Sampela, Indonesia

November 2015

The light here is never still. It dances on the walls and ripples across the corrugated ceilings. This land was not meant to be land and one gets the feeling that the ocean would like to take it all back. The water laps at the edges of the coral foundations and slowly eats away the wooden poles that stilt the houses. The sidewalks are a maze of weather worn boards and old bits of houses and boats. Each house is connected to the boardwalk by long bamboo poles or small ramps made from abandoned boat hulls or any piece of material long enough to cross a gap.

The cats are never quiet here but the dogs only howl at night. Rats scurry down the boardwalks and into the piles of coral that the nicest houses are built on.

The boats here are called ka-ting-tings because that is the sound that they make. These boats are wooden pirogues whose hulls were once attached to the fins of trees that grew like rocket ships on Kalimantan. They were aborted and drug from their antediluvian homes and brought to Sampela on dangerous boats by men who in other countries would be selling vacuums. These trunks are carved and scraped into low-lying boats that wobble and tip when you sit in them. They are dipped in the water and sealed with pitch and fire. Grass is woven into torches that erupt in tiny bursts of sparks. They contrast starkly against the plain black night and remind me of the night I watched the desert burn from the back of old pickup truck in the north of Madagascar.
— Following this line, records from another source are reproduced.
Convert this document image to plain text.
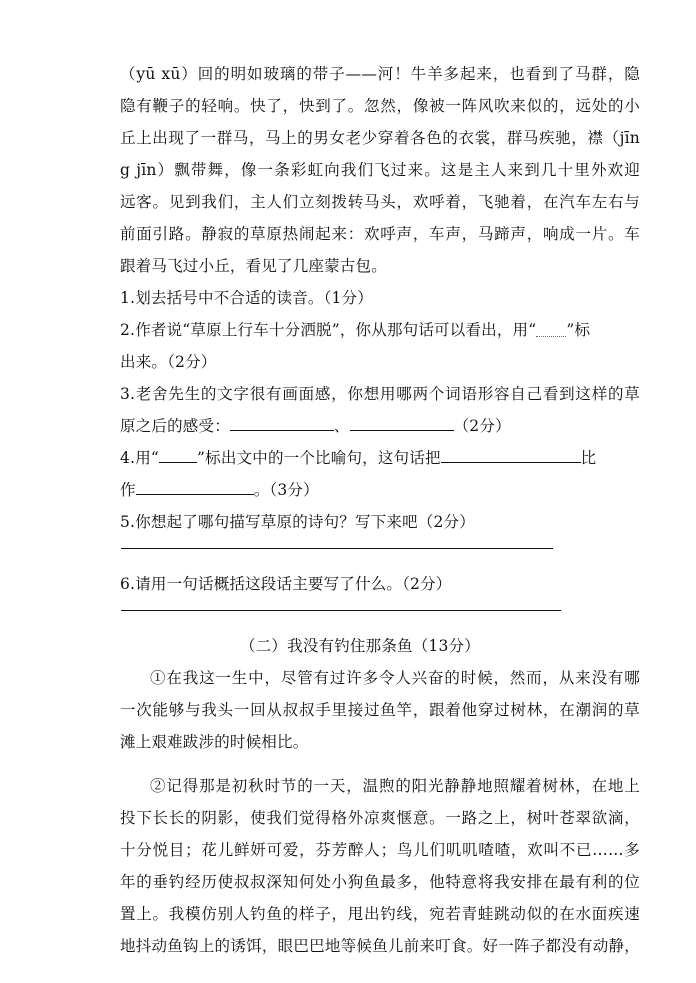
（yū xū）回的明如玻璃的带子——河！牛羊多起来，也看到了马群，隐
隐有鞭子的轻响。快了，快到了。忽然，像被一阵风吹来似的，远处的小
丘上出现了一群马，马上的男女老少穿着各色的衣裳，群马疾驰，襟（jīn
g jīn）飘带舞，像一条彩虹向我们飞过来。这是主人来到几十里外欢迎
远客。见到我们，主人们立刻拨转马头，欢呼着，飞驰着，在汽车左右与
前面引路。静寂的草原热闹起来：欢呼声，车声，马蹄声，响成一片。车
跟着马飞过小丘，看见了几座蒙古包。
1.划去括号中不合适的读音。（1分）
2.作者说“草原上行车十分洒脱”，你从那句话可以看出，用“ ”标
出来。（2分）
3.老舍先生的文字很有画面感，你想用哪两个词语形容自己看到这样的草
原之后的感受：	、	（2分）
4.用“ ”标出文中的一个比喻句，这句话把	比
作	。（3分）
5.你想起了哪句描写草原的诗句？写下来吧（2分）
6.请用一句话概括这段话主要写了什么。（2分）
（二）我没有钓住那条鱼（13分）
①在我这一生中，尽管有过许多令人兴奋的时候，然而，从来没有哪
一次能够与我头一回从叔叔手里接过鱼竿，跟着他穿过树林，在潮润的草
滩上艰难跋涉的时候相比。
②记得那是初秋时节的一天，温煦的阳光静静地照耀着树林，在地上
投下长长的阴影，使我们觉得格外凉爽惬意。一路之上，树叶苍翠欲滴，
十分悦目；花儿鲜妍可爱，芬芳醉人；鸟儿们叽叽喳喳，欢叫不已……多
年的垂钓经历使叔叔深知何处小狗鱼最多，他特意将我安排在最有利的位
置上。我模仿别人钓鱼的样子，甩出钓线，宛若青蛙跳动似的在水面疾速
地抖动鱼钩上的诱饵，眼巴巴地等候鱼儿前来叮食。好一阵子都没有动静，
Here, stilted above the ocean, sharks are pulled from the water and hung up for all to see and then systematically dismantled. There are sharks that roam the boardwalks as well. They wear motorcycle helmets and leather jackets. They lurk under the houses where the pool tables are hobbled and unlevel and they slide into seats next to middle-aged women who exchange cookies and cigarettes for borrowed money.

Sea turtles are beautiful in the water and ride easily in a small boat. They can last months out of the water. Flipped upside down, they gasp and flap at the air. You can carve off their fins before you eat them.